Eine WordPress-Schaufensterseite in einen 24h-Vertrieb verwandeln

TL;DR

📖 11 Min. Lesezeit

Eine WordPress-Schaufensterseite ohne ein einziges Angebot ist fast nie ein Designproblem. Es ist ein Vertriebler der über sich spricht, keine Einwände vorwegnimmt und kein klares Ziel pro Seite hat.

Wichtige Punkte zum Merken

  • Ein Besucher entscheidet in wenigen Sekunden ob Sie sein Problem lösen — nicht indem er Ihre 20-jährige Firmengeschichte liest
  • Jeder häufige Einwand (Preis, Frist, Seriosität, Risiko) braucht eine schriftliche Antwort auf der Site vor dem Anruf
  • Eine Seite eine Hauptaktion: zu viele Wahlmöglichkeiten töten den Kontakt
  • Inhalte die eine echte Kundenfrage beantworten verkaufen vor dem ersten menschlichen Austausch
  • Mobile Geschwindigkeit und E-Mail-Erfassung sind Vertriebshebel keine technischen Details

Lange hatte eine WordPress-Site eines KMU einen einfachen Job: existieren. Logo, drei Referenzen, eine Kontaktseite, und weiter.

Dieses Modell ist tot. Es hängt trotzdem überall herum.

Bei den Audits die wir von Caen und Umgebung aus machen öffnen wir immer noch WordPress-Sites von 2018, nie angefasst, die seit Monaten keine Anfrage generiert haben. Nicht weil das Unternehmen schlecht ist. Weil die Site sich wie eine vergessene Broschüre im Wartezimmer benimmt — während der Besucher drei Wettbewerber mit dem Daumen vergleicht.

Eine Schaufensterseite darf nicht mehr nur «schön» sein. Sie muss überzeugen, Zweifel ausräumen und eine Aktion anstoßen. Anders gesagt: ein Vertriebler werden der 24 Stunden am Tag erreichbar ist.

So drehen wir das auf einem bestehenden WordPress um, ohne alles wegzuwerfen.


Ein Vertriebler fängt nie damit an über sich zu sprechen

Der KMU-Reflex ist die Startseite so zu öffnen:

«Familienunternehmen seit 20 Jahren…» «Unser Know-how…» «Unsere Teams legen Wert darauf…»

Das stimmt. Das sucht der Besucher nicht.

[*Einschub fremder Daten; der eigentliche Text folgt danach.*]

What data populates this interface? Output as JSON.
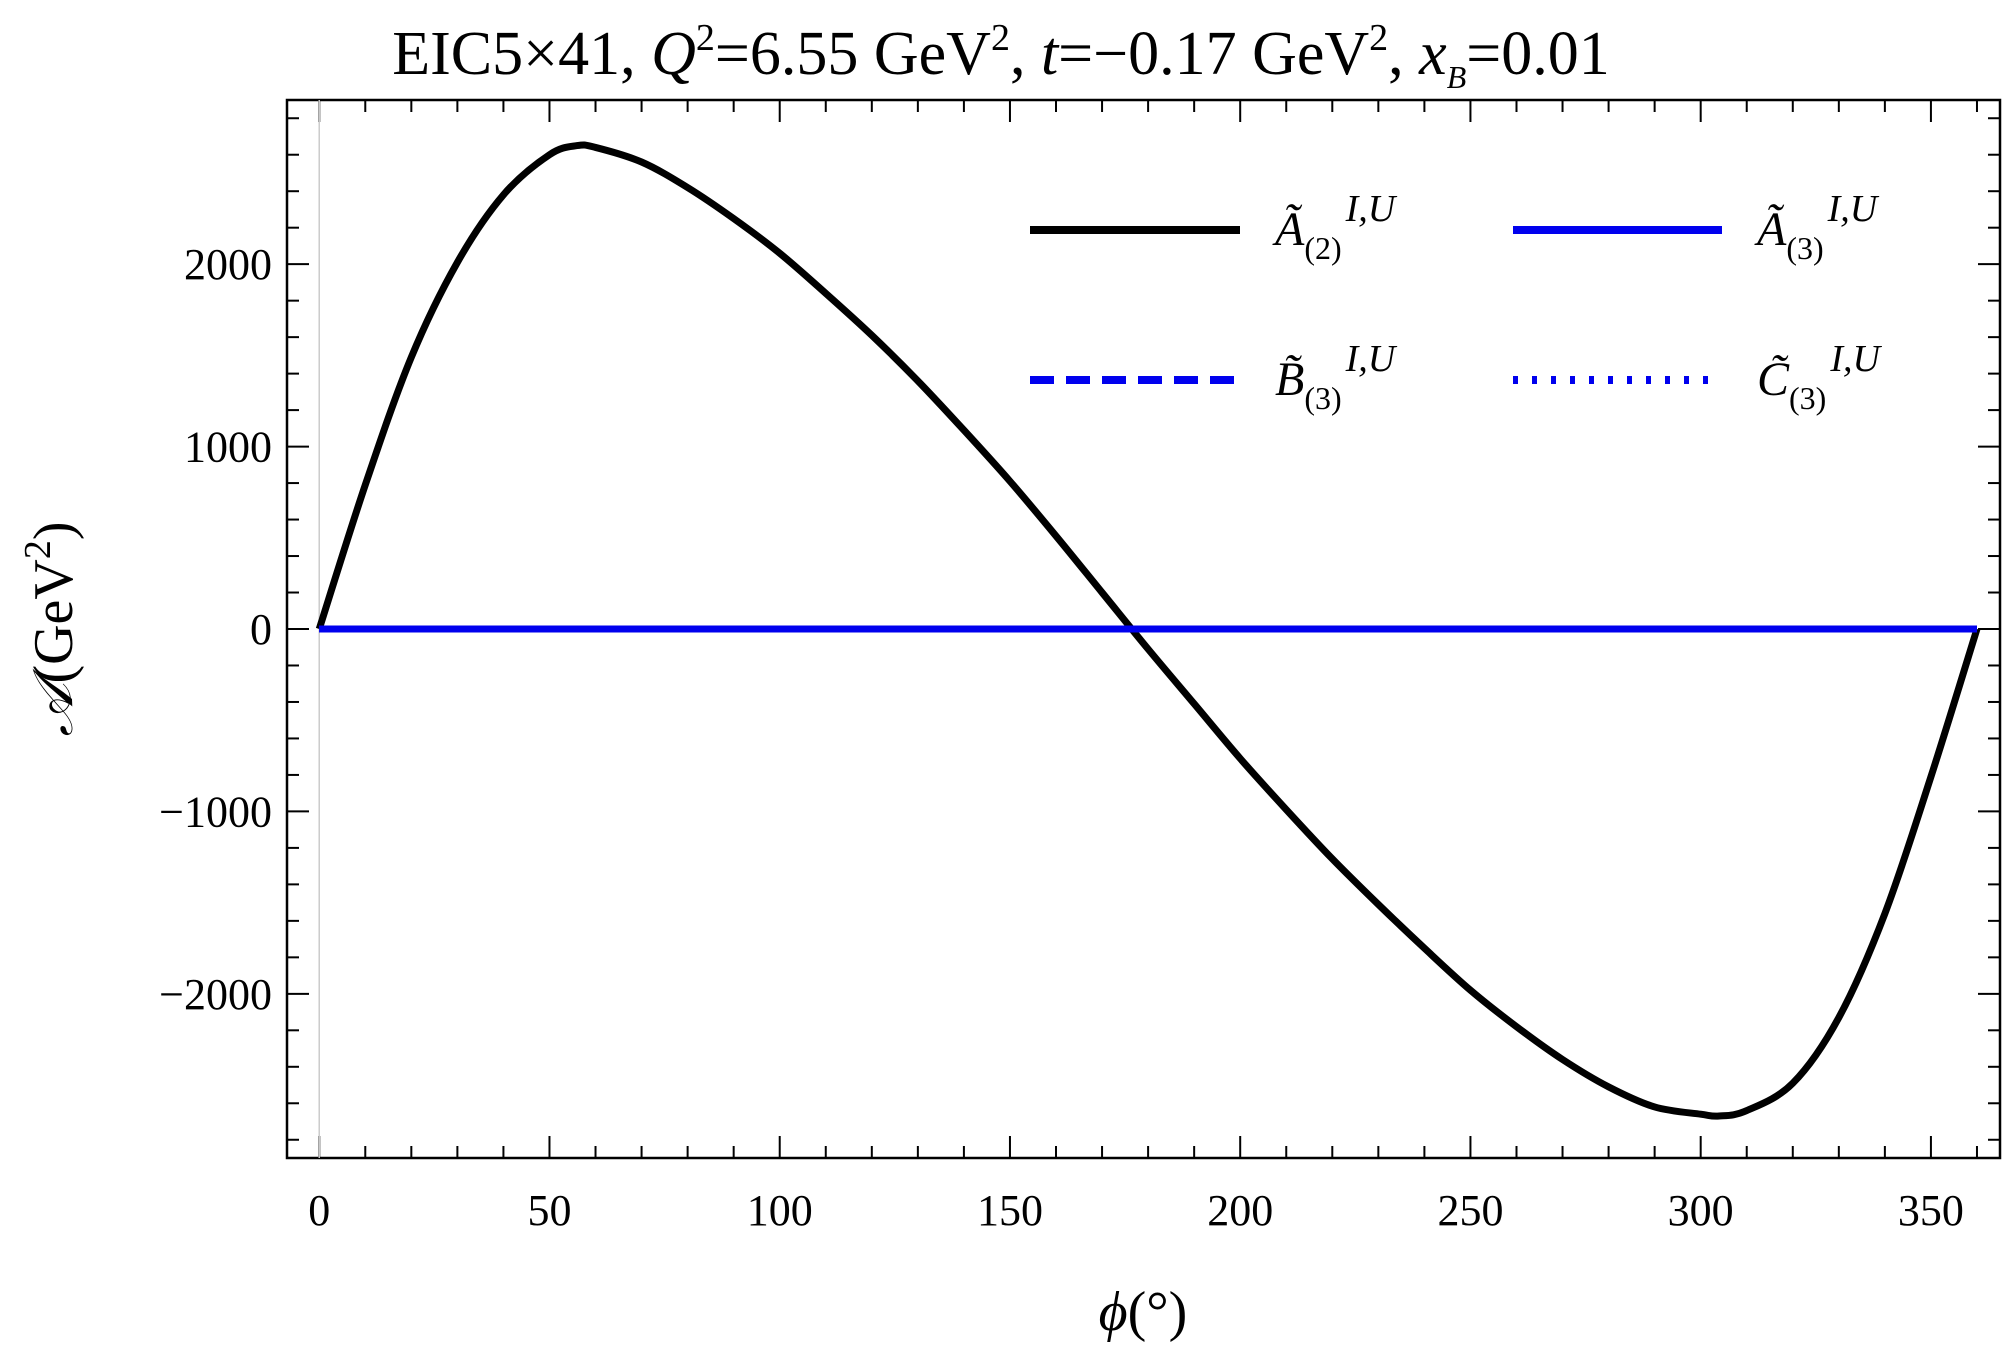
{
  "chart_data": {
    "type": "line",
    "title": {
      "prefix": "EIC5×41, ",
      "q2_symbol": "Q",
      "q2_exp": "2",
      "q2_value": "=6.55 GeV",
      "q2_unit_exp": "2",
      "t_prefix": ", ",
      "t_symbol": "t",
      "t_value": "=−0.17 GeV",
      "t_unit_exp": "2",
      "xb_prefix": ", ",
      "xb_symbol": "x",
      "xb_sub": "B",
      "xb_value": "=0.01"
    },
    "xlabel": {
      "symbol": "ϕ",
      "rest": "(°)"
    },
    "ylabel": {
      "symbol": "𝒜",
      "rest": "(GeV",
      "exp": "2",
      "close": ")"
    },
    "xlim": [
      -7,
      365
    ],
    "ylim": [
      -2900,
      2900
    ],
    "xticks": [
      0,
      50,
      100,
      150,
      200,
      250,
      300,
      350
    ],
    "xtick_labels": [
      "0",
      "50",
      "100",
      "150",
      "200",
      "250",
      "300",
      "350"
    ],
    "yticks": [
      -2000,
      -1000,
      0,
      1000,
      2000
    ],
    "ytick_labels": [
      "−2000",
      "−1000",
      "0",
      "1000",
      "2000"
    ],
    "grid": false,
    "legend_position": "top-right",
    "series": [
      {
        "name": "Ã(2)^I,U",
        "legend": {
          "base": "Ã",
          "sub": "(2)",
          "sup": "I,U"
        },
        "color": "#000000",
        "style": "solid",
        "x": [
          0,
          10,
          20,
          30,
          40,
          50,
          56,
          60,
          70,
          80,
          90,
          100,
          110,
          120,
          130,
          140,
          150,
          160,
          170,
          180,
          190,
          200,
          210,
          220,
          230,
          240,
          250,
          260,
          270,
          280,
          290,
          300,
          304,
          310,
          320,
          330,
          340,
          350,
          360
        ],
        "y": [
          0,
          790,
          1490,
          2010,
          2380,
          2600,
          2650,
          2640,
          2560,
          2420,
          2250,
          2060,
          1840,
          1610,
          1360,
          1090,
          810,
          510,
          200,
          -110,
          -410,
          -710,
          -990,
          -1260,
          -1510,
          -1750,
          -1980,
          -2180,
          -2360,
          -2510,
          -2620,
          -2660,
          -2670,
          -2640,
          -2490,
          -2130,
          -1560,
          -810,
          0
        ]
      },
      {
        "name": "Ã(3)^I,U",
        "legend": {
          "base": "Ã",
          "sub": "(3)",
          "sup": "I,U"
        },
        "color": "#0000ee",
        "style": "solid",
        "x": [
          0,
          360
        ],
        "y": [
          0,
          0
        ]
      },
      {
        "name": "B̃(3)^I,U",
        "legend": {
          "base": "B̃",
          "sub": "(3)",
          "sup": "I,U"
        },
        "color": "#0000ee",
        "style": "dashed",
        "x": [
          0,
          360
        ],
        "y": [
          0,
          0
        ]
      },
      {
        "name": "C̃(3)^I,U",
        "legend": {
          "base": "C̃",
          "sub": "(3)",
          "sup": "I,U"
        },
        "color": "#0000ee",
        "style": "dotted",
        "x": [
          0,
          360
        ],
        "y": [
          0,
          0
        ]
      }
    ]
  }
}
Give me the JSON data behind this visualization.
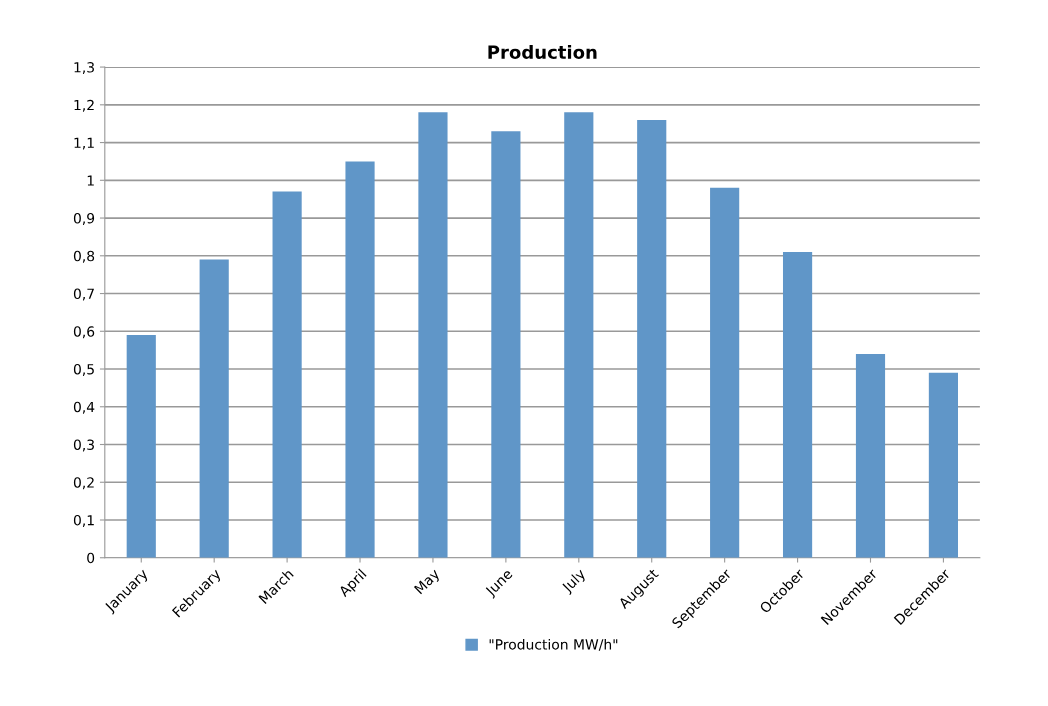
{
  "chart_data": {
    "type": "bar",
    "title": "Production",
    "categories": [
      "January",
      "February",
      "March",
      "April",
      "May",
      "June",
      "July",
      "August",
      "September",
      "October",
      "November",
      "December"
    ],
    "series": [
      {
        "name": "\"Production MW/h\"",
        "color": "#6096c8",
        "values": [
          0.59,
          0.79,
          0.97,
          1.05,
          1.18,
          1.13,
          1.18,
          1.16,
          0.98,
          0.81,
          0.54,
          0.49
        ]
      }
    ],
    "ylim": [
      0,
      1.3
    ],
    "yticks": [
      0,
      {
        "value": 0.1,
        "label": "0,1"
      },
      {
        "value": 0.2,
        "label": "0,2"
      },
      {
        "value": 0.3,
        "label": "0,3"
      },
      {
        "value": 0.4,
        "label": "0,4"
      },
      {
        "value": 0.5,
        "label": "0,5"
      },
      {
        "value": 0.6,
        "label": "0,6"
      },
      {
        "value": 0.7,
        "label": "0,7"
      },
      {
        "value": 0.8,
        "label": "0,8"
      },
      {
        "value": 0.9,
        "label": "0,9"
      },
      1,
      {
        "value": 1.1,
        "label": "1,1"
      },
      {
        "value": 1.2,
        "label": "1,2"
      },
      {
        "value": 1.3,
        "label": "1,3"
      }
    ],
    "grid": "y",
    "legend": "bottom"
  }
}
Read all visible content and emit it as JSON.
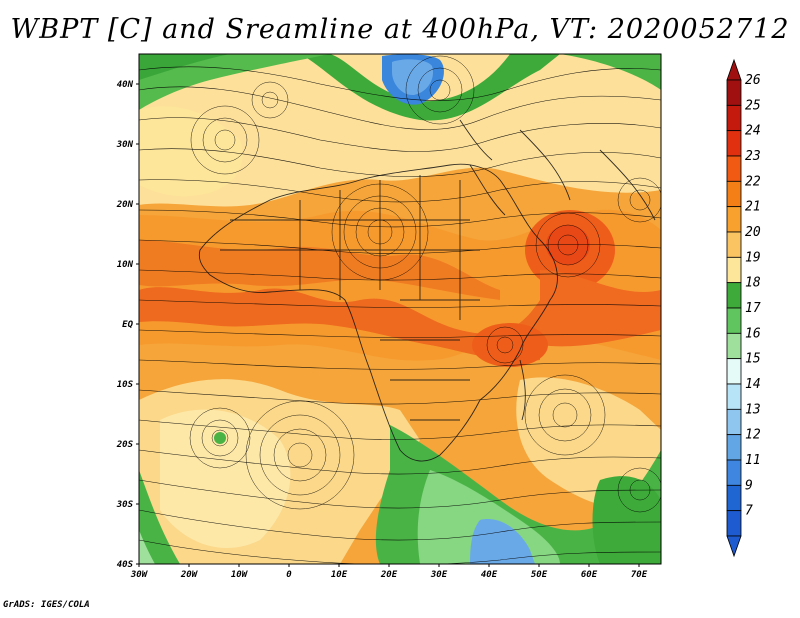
{
  "title": "WBPT [C] and Sreamline at 400hPa, VT: 2020052712",
  "credit": "GrADS: IGES/COLA",
  "map": {
    "lat_labels": [
      "40N",
      "30N",
      "20N",
      "10N",
      "EQ",
      "10S",
      "20S",
      "30S",
      "40S"
    ],
    "lon_labels": [
      "30W",
      "20W",
      "10W",
      "0",
      "10E",
      "20E",
      "30E",
      "40E",
      "50E",
      "60E",
      "70E"
    ]
  },
  "colorbar": {
    "levels": [
      "26",
      "25",
      "24",
      "23",
      "22",
      "21",
      "20",
      "19",
      "18",
      "17",
      "16",
      "15",
      "14",
      "13",
      "12",
      "11",
      "9",
      "7"
    ],
    "colors": [
      "#a01010",
      "#c41a0e",
      "#e03010",
      "#f05a12",
      "#f57f17",
      "#f9a12e",
      "#fbc463",
      "#fde59a",
      "#3daa3a",
      "#60c55e",
      "#9fe09c",
      "#e4fbf8",
      "#b8e4f8",
      "#8ec6ef",
      "#62a6e6",
      "#3e86df",
      "#2066d3",
      "#1e5ad0"
    ]
  },
  "colors": {
    "green": "#3aa63a",
    "cream": "#fbe3a0",
    "orange": "#f5a030",
    "red": "#ee5a18",
    "blue": "#2f7dd8"
  }
}
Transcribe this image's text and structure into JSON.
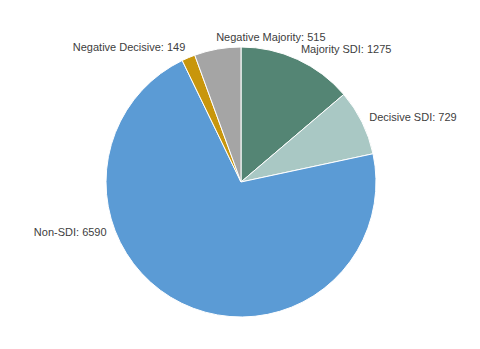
{
  "chart_data": {
    "type": "pie",
    "categories": [
      "Majority SDI",
      "Decisive SDI",
      "Non-SDI",
      "Negative Decisive",
      "Negative Majority"
    ],
    "values": [
      1275,
      729,
      6590,
      149,
      515
    ],
    "value_labels": [
      "Majority SDI: 1275",
      "Decisive SDI: 729",
      "Non-SDI: 6590",
      "Negative Decisive: 149",
      "Negative Majority: 515"
    ],
    "colors": [
      "#548574",
      "#a9c8c4",
      "#5b9bd5",
      "#c8960c",
      "#a5a5a5"
    ],
    "data_labels": true
  }
}
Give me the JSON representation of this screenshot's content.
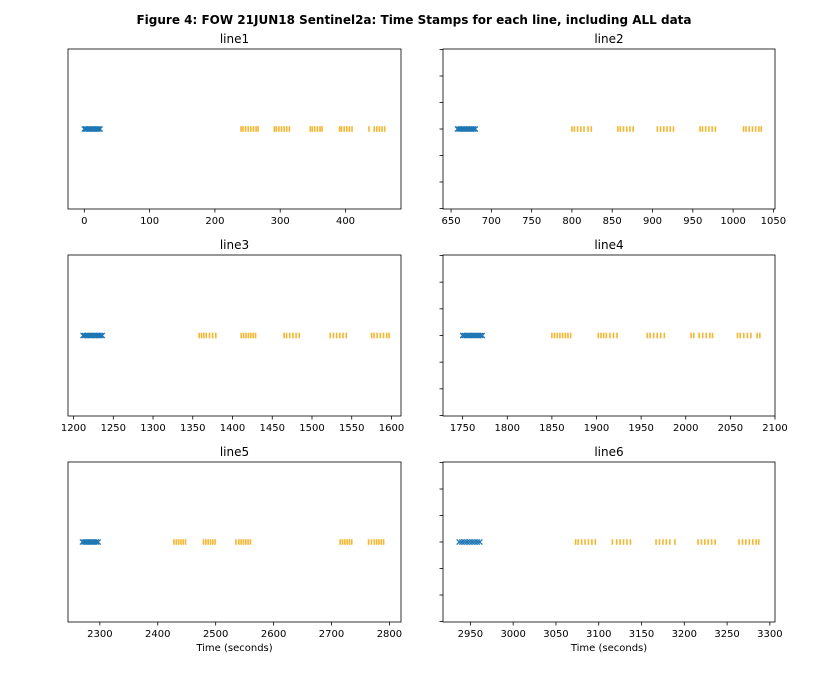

Er kommt mit einer präzisen Frage. Einem Angebot. Einer Frist. Einem Risiko das er vermeiden will. Das Erste was er lesen muss ist nicht Ihre Geschichte — es ist die Antwort auf «können Sie mein Problem lösen, ja oder nein?»

In fünf Sekunden muss die Home vier Infos setzen:

  • was Sie tun;
  • für wen;
  • was Sie unterscheidet;
  • warum man Ihnen jetzt vertrauen kann.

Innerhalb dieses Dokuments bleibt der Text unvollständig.